Yoga, thérapies diverses, massages, vélo, alcool, shopping compulsif, tout y passe.
Il faut bien se passer les nerfs de la journée sur quelque chose, l'asticotage a ses limites.
Les projets n'avancent pas? Tout va mal au bureau? A la maison? Elle est partie? Elle est restée? La journée est plombée?
Et si vous coupiez des légumes?
Bon, a priori dit comme ça, cela tombe un peu à plat.
Tant que ce n'est pas un résultat de recherche d'un bataillon de chercheurs de Harvard, avec des statistiques à l'appui sur un échantillon non représentatif certes mais quand même, personne ne me prendra au sérieux, je sais.
Et pourtant.
Je revendique le pouvoir immédiat et subliminal, charnel même, du tranchage de légumes sur la tension artérielle et sur la santé nerveuse en règle générale.
Trancher des légumes, ça calme tout de suite.
Très similaire à l'effet bénéfique et pourtant extérieur aux problèmes des chiens et chats sur les pensionnaires des maisons de retraite : ces derniers abaissent en deux caresses sur la bête leur niveau d'angoisse, mieux que le Xanax et c'est remboursé par la SPA.
Mais là, pas de caresses, bien au contraire, on décanille du légume, on évicère, on lamine, on réduit, on pulvérise.
L'idéal en cas de grosse fatigue, voire de pulsions de meurtre : la préparation d'une soupe.
Ca occupe un moment.
Pour éviter la bavure au supermarché dans le pesage fastidieux de cinq ou six variétés, socialement à risque en cas de ruée et d'impatiences, opter pour un package déjà fait, oignon compris, et filer à la caisse sans renâcler, même si on vous passe devant.

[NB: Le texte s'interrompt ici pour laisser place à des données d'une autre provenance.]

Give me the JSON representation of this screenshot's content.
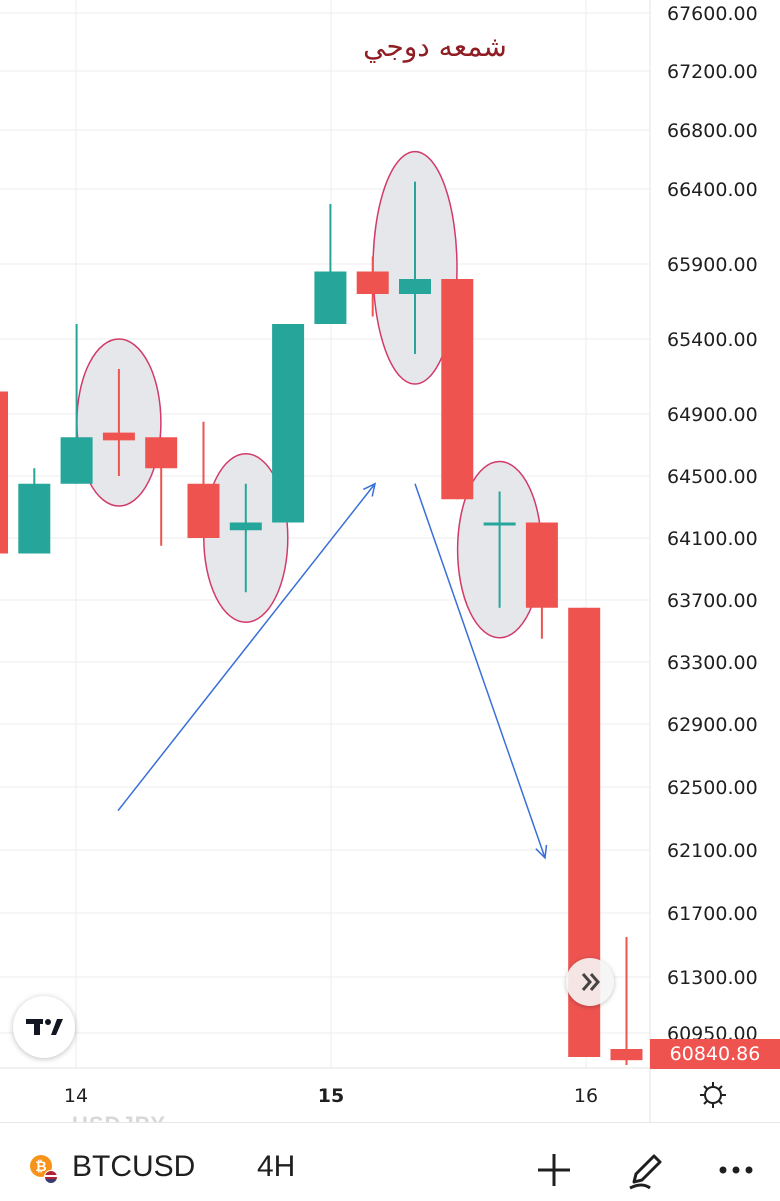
{
  "chart_data": {
    "type": "candlestick",
    "symbol": "BTCUSD",
    "interval": "4H",
    "annotation": "شمعه دوجي",
    "price_axis_labels": [
      "67600.00",
      "67200.00",
      "66800.00",
      "66400.00",
      "65900.00",
      "65400.00",
      "64900.00",
      "64500.00",
      "64100.00",
      "63700.00",
      "63300.00",
      "62900.00",
      "62500.00",
      "62100.00",
      "61700.00",
      "61300.00",
      "60950.00"
    ],
    "time_axis_labels": [
      "14",
      "15",
      "16"
    ],
    "last_price": "60840.86",
    "colors": {
      "up": "#26a69a",
      "down": "#ef5350",
      "highlight_stroke": "#d23a68",
      "arrow": "#3a6fd8",
      "annotation": "#8e1e24"
    },
    "candles": [
      {
        "open": 65050,
        "high": 65050,
        "low": 64000,
        "close": 64000
      },
      {
        "open": 64000,
        "high": 64550,
        "low": 64000,
        "close": 64450
      },
      {
        "open": 64450,
        "high": 65500,
        "low": 64450,
        "close": 64750
      },
      {
        "open": 64780,
        "high": 65200,
        "low": 64500,
        "close": 64730
      },
      {
        "open": 64750,
        "high": 64750,
        "low": 64050,
        "close": 64550
      },
      {
        "open": 64450,
        "high": 64850,
        "low": 64100,
        "close": 64100
      },
      {
        "open": 64150,
        "high": 64450,
        "low": 63750,
        "close": 64200
      },
      {
        "open": 64200,
        "high": 65500,
        "low": 64200,
        "close": 65500
      },
      {
        "open": 65500,
        "high": 66300,
        "low": 65500,
        "close": 65850
      },
      {
        "open": 65850,
        "high": 65950,
        "low": 65550,
        "close": 65700
      },
      {
        "open": 65700,
        "high": 66450,
        "low": 65300,
        "close": 65800
      },
      {
        "open": 65800,
        "high": 65800,
        "low": 64350,
        "close": 64350
      },
      {
        "open": 64200,
        "high": 64400,
        "low": 63650,
        "close": 64200
      },
      {
        "open": 64200,
        "high": 64200,
        "low": 63450,
        "close": 63650
      },
      {
        "open": 63650,
        "high": 63650,
        "low": 60800,
        "close": 60800
      },
      {
        "open": 60850,
        "high": 61550,
        "low": 60750,
        "close": 60780
      }
    ],
    "highlighted_candles": [
      3,
      6,
      10,
      12
    ],
    "arrows": [
      {
        "direction": "up",
        "from_price": 62350,
        "to_price": 64450
      },
      {
        "direction": "down",
        "from_price": 64450,
        "to_price": 62050
      }
    ]
  },
  "bottom_bar": {
    "ghost_symbol": "USDJPY",
    "symbol": "BTCUSD",
    "interval": "4H",
    "icons": [
      "bitcoin-icon",
      "plus-icon",
      "pen-icon",
      "more-icon"
    ]
  }
}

Pensez à l'objectif. Vous détendre.
Après, une fois rentré chez vous, vous pouvez sortir un grand couteau de cuisine et une planche à découper, répéter mentalement un tombereau d'injures qui n'engagent que vous, et sortir de leur petit caisson vos victimes. Pelez furieusement ce qui ne demande que ça, déshabillez ce qui le mérite, lavez tout le reste, je veux dire, noyez moi tout ça, et pas de quartier.

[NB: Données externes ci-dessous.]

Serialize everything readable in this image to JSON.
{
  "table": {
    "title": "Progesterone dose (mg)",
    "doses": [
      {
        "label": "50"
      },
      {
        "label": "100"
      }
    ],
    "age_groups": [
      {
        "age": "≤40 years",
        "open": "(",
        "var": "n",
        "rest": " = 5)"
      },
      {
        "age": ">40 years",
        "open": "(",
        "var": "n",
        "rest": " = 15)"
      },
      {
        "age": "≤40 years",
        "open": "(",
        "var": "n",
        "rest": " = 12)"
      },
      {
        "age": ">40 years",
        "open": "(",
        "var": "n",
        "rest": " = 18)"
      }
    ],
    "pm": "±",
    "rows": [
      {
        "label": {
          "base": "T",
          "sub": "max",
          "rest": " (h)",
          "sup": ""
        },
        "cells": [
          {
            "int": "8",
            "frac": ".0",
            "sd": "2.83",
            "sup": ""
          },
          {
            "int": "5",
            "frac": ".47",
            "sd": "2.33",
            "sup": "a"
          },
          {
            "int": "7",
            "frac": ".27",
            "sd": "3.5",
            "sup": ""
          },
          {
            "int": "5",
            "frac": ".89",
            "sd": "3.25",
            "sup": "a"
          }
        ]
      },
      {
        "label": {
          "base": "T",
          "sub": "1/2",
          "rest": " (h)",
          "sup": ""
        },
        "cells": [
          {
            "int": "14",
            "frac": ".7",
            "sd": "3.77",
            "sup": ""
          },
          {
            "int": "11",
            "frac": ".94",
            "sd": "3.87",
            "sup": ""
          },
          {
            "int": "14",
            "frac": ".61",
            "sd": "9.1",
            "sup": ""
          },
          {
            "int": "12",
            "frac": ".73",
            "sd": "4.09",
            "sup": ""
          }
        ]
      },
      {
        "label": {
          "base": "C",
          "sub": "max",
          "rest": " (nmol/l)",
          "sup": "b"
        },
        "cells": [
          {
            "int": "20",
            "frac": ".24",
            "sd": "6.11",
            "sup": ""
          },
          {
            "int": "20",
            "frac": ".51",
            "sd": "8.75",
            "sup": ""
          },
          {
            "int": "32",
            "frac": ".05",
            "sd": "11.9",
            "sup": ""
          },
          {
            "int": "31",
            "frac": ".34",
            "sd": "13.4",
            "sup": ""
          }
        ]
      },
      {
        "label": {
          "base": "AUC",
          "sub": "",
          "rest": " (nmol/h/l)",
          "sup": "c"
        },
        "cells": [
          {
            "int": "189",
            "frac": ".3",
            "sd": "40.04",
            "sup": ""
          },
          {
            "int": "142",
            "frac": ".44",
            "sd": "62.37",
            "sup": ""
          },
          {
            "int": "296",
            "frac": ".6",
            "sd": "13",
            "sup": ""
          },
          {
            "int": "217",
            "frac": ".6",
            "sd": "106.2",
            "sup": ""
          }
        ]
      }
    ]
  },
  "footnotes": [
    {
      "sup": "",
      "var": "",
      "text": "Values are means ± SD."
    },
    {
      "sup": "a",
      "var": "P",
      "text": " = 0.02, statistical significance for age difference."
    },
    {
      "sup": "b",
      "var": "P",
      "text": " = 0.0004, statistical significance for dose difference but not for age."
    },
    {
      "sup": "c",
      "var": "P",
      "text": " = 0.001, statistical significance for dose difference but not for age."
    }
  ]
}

Et puis charcutez moi tout ça. En maudisant le monde entier, généralement.
Aux premiers craquements de la carotte, vous vous sentez mieux. Sentir les choses céder sous sa main, ça redonne de la délicatesse, de l'à-propos. On dose son effort. le geste s'adoucit naturellement.
La couleur orangée est lumineuse et fraîche, c'est de bon augure.

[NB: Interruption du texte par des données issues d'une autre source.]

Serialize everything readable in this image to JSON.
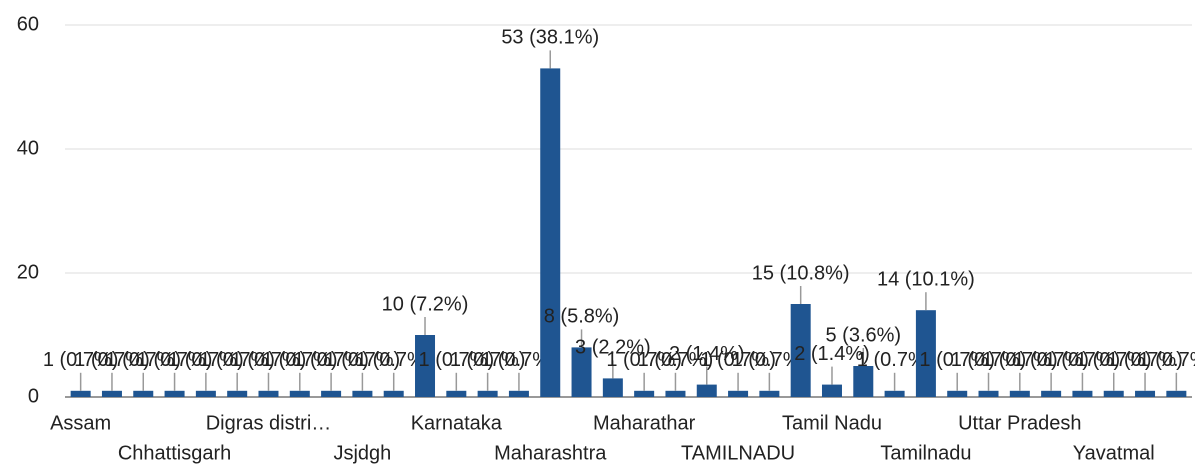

L'oignon, lamelle après lamelle, chasse vos grises pensées, et éventuellement vous fait renifler. C'est le moment de vous lâcher si vous avez une grosse envie de sangloter, après tout c'est sans témoins et c'est les oignons, un peu.
Un navet qui se détaille sans résister dans un parfum de radis, des petits morceaux bien réguliers qui flattent l'oeil et la géométrie, une eau avec votre Maggi boeuf dedans qui vous fait une bonne vapeur pour la peau ou les lunettes, et les tensions de cette journée pourrie sont presque derrière vous.
Encore un peu de poireau ou de cèleri pour le moelleux de la chair de l'un, et le petit sifflement de l'incision dans le corps dur de l'autre. Une patate pour trouver des morceaux fondants au fond de l'assiette quand vous dégusterez votre soupe qui vous a bien défoulé.
Sel qui crise entre les doigts pour relever le tout, gousse d'ail en minuscules morceaux parce que ce soir vous êtes seul et bien décidé à le rester, poivre en quantité pour s'arracher la gueule et justifier un bon coup de rouge bien brutal qui remettra les idées en place.
Les doigts parfumés de cette odeur fade et maternelle à la fois, vous laisserez votre cuisine ruisseler sous les gros bouillons de la casserole en attendant de remplir votre gamelle de résistant.
Vous avez eu le dessus sur votre jour pourri, ou presque.
Période de fond de mine oblige, vous avez oublié d'acheter du pain pour faire de grosses tranches à caler au fond de l'assiette.
Allez. Cette soupe, elle sera bonne, même sur du pain rassis.